Poutine serait un assassin. Pour la première fois, ce n'est pas un opposant, un journaliste d'investigation ou un transfuge qui le dit, mais un juge. L'empoisonnement d'Alexandre Litvinenko, alors devenu citoyen britannique, quatre mois après que le Parlement russe eut adopté une mesure autorisant les services secrets à «assassiner des groupes terroristes» à l'étranger, fut sans doute le point de non-retour à partir duquel la Russie est apparue clairement sur la scène internationale comme un Etat ne respectant pas les règles régissant les relations entre régimes démocratiques.
Sur le plan intérieur, cela faisait déjà longtemps que Vladimir Poutine, lui-même ancien espion, s'autorisait à jouer avec la vie des autres. Le meurtre de la journaliste Anna Politkovskaïa, le 7 octobre 2006, une femme qui depuis sept ans dénonçait inlassablement les crimes des soldats russes en Tchétchénie, avait sans doute été le premier à réellement émouvoir l'opinion internationale. Surtout que deux ans plus tôt, elle avait été victime d'une «mystérieuse tentative d'empoisonnement» à bord d'un avion russe. L'assassinat de la journaliste, dont les commanditaires sont restés impunis, s'inscrivait pourtant dans une longue lignée de crimes liés à la Tchétchénie.
«Vrais chefs»
La Tchétchénie, il faut le dire et le redire, est à l’origine de l’accession au pouvoir de Poutine. Son péché originel aussi. Les attentats de Moscou qui font plus de 200 morts en septembre 1999 n’ont jamais été clairement explicités. Après ces attaques, le tout fraîchement nommé Premier ministre Vladimir Poutine lance une guerre impitoyable et victorieuse en Tchétchénie, qui lui permet de gagner l’élection présidentielle quelques mois plus tard.
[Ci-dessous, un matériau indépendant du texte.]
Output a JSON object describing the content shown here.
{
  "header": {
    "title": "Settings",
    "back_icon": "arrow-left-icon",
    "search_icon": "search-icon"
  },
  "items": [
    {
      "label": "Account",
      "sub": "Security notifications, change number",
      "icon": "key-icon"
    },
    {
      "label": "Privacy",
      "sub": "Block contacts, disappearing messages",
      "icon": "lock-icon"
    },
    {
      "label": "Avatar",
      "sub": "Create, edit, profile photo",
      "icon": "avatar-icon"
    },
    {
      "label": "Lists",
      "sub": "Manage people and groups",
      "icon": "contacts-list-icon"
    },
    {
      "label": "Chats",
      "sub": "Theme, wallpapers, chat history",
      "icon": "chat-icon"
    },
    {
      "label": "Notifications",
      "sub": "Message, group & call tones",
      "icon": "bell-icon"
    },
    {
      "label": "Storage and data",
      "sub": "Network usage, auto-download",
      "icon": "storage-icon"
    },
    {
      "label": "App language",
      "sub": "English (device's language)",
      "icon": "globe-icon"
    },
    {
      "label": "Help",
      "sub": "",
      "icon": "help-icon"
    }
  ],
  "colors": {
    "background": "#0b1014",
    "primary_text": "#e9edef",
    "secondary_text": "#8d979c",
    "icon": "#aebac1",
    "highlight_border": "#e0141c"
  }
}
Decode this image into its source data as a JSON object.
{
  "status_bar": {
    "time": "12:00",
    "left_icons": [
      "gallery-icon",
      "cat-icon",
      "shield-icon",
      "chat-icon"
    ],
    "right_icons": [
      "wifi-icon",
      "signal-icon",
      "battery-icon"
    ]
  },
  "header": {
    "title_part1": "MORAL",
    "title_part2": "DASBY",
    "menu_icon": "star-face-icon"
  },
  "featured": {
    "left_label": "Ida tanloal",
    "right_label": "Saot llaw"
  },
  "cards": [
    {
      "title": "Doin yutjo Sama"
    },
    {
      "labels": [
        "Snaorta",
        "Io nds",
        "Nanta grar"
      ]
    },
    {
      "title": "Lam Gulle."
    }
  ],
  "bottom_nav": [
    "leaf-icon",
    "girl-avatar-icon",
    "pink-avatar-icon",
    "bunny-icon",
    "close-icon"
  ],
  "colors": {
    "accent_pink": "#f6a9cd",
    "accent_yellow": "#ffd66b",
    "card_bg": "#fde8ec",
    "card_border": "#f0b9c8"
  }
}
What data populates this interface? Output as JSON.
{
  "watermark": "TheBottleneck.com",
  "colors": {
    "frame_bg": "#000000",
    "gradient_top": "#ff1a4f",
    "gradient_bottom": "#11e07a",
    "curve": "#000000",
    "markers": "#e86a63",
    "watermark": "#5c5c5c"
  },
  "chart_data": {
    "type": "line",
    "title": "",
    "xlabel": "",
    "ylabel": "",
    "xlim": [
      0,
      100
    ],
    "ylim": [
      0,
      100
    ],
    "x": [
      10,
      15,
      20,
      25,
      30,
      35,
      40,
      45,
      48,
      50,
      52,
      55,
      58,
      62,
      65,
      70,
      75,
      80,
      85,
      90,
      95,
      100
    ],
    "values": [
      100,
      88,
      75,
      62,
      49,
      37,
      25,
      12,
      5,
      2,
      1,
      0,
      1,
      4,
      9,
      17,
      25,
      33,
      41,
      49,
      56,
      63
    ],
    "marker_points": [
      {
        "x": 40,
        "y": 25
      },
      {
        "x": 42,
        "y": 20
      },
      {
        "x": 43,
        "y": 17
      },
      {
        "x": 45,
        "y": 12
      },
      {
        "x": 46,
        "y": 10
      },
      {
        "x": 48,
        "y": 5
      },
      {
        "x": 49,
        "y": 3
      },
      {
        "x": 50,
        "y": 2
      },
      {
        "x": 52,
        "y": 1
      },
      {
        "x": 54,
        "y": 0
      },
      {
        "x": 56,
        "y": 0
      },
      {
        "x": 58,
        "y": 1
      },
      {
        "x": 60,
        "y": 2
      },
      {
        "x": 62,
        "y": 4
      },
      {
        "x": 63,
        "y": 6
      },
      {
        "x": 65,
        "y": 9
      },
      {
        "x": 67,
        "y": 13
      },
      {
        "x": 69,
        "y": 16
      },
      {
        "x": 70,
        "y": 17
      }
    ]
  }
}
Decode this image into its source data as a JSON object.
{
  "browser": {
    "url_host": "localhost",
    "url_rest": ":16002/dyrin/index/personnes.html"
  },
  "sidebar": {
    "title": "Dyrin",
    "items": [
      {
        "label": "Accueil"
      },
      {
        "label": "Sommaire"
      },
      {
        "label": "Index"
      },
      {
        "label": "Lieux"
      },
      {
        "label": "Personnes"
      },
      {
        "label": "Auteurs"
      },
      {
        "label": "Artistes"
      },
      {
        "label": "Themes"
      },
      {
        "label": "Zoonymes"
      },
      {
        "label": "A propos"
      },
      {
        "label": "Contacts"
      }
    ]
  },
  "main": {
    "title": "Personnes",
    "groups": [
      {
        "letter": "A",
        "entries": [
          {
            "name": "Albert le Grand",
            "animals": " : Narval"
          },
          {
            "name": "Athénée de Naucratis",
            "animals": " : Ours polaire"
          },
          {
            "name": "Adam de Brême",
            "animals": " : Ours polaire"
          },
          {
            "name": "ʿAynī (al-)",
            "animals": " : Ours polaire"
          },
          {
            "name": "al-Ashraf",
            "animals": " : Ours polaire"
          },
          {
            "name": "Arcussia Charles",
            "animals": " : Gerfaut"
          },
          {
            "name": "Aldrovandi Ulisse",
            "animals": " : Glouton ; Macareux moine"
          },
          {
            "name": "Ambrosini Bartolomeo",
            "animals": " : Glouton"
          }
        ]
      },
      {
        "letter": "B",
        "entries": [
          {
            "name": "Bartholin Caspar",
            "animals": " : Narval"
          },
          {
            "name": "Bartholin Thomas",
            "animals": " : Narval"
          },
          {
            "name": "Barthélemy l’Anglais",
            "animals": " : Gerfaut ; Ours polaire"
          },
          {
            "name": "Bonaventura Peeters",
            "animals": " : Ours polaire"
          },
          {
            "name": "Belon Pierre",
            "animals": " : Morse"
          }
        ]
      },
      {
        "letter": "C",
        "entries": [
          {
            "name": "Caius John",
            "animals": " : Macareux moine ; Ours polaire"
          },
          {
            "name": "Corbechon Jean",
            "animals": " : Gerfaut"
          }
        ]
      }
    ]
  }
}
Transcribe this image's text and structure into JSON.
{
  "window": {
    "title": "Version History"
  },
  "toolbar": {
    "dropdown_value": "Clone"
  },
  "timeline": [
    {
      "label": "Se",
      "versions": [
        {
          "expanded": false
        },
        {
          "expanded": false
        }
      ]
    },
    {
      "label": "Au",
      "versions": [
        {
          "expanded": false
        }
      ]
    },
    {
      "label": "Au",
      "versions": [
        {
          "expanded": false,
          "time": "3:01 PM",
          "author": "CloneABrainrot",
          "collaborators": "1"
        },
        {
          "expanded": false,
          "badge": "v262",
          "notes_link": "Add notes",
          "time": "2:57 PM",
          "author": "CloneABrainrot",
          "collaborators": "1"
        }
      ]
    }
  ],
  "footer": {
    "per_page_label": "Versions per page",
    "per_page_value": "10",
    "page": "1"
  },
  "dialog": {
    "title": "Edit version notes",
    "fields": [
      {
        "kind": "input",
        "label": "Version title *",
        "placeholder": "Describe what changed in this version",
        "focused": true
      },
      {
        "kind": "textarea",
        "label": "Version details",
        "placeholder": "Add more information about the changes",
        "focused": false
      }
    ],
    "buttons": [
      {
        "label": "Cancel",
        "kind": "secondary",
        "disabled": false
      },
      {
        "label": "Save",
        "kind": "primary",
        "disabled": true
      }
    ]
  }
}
Une commission parlementaire créée par le militant des droits de l'homme, ex-dissident et prisonnier politique soviétique Sergueï Kovalev, pour enquêter sur l'implication des services secrets russes dans ces attentats commis dans le but de mobiliser l'opinion pour la guerre, ne réussit jamais à achever son travail. Un de ses membres éminent, le député libéral Sergueï Iouchenkov, fut abattu à Moscou en avril 2003, tandis qu'un autre, le journaliste d'investigation Iouri Chtchekotchikhine, est mort subitement trois mois plus tard d'une maladie dont les symptômes concordent avec un empoisonnement par des matières radioactives. L'oligarque Boris Berezovsky, qui avait lui aussi trempé dans une opération de succession impliquant une «guéguerre» en Tchétchénie, fut écarté du pouvoir et contraint à l'exil à Londres, où il mourut «suicidé» (lire pages 2-3).
La plupart des Russes ne s'indignent pas de ces méthodes et n'en tiennent pas rigueur au Kremlin. Comme le remarquait Sergueï Kovalev, cité par le New York Review of Books, fin 2007 : «J'ai rencontré des gens persuadés que les accusations étaient vraies et qui n'en ont pas moins voté Poutine avec conviction. Leur logique est simple : les vrais chefs exercent le genre de pouvoir qui est capable de tout, y compris de commettre des crimes.»
Victimes du système
De Poutine lui-même ou du système qu’il a mis en place - qui repose sur la primauté des services, de l’armée et des forces de répression -, lequel est le plus responsable des crimes sans châtiment qui s’accumulent depuis une bonne quinzaine d’années, s’interrogent les analystes. Politkovskaïa, comme Natalia Estemirova, la militante tchétchène des droits de l’homme enlevée et assassinée trois ans après son amie, ne seraient-elles pas plutôt les victimes de Ramzan Kadyrov, l’ex-chef de milice prorusse devenu président de Tchétchénie, que celles de Poutine ? L’avocat Sergueï Magnitski, assassiné à petit feu en prison après un calvaire d’un an par les hommes de la police et du parquet dont il avait dénoncé la corruption, est-il la victime de Poutine ou de son système ? Que dire de la tentative d’empoisonnement qui a défiguré, en 2004, Viktor Iouchtchenko, alors candidat de l’opposition ukrainienne ?
Il peut être difficile de trouver un lien direct entre le leader du Kremlin et les victimes du système, même dans le cas du député leader de l’opposition, Boris Nemtsov, assassiné l’an dernier pratiquement sous les murs du Kremlin. L’important est que lui aussi s’apprêtait à publier les résultats d’une enquête qu’il menait sur la participation clandestine de la Russie à la guerre en Ukraine, un conflit où meurent des citoyens russes pour la gloire de leur chef. Le vrai problème est que les crimes ne sont jamais élucidés ni punis.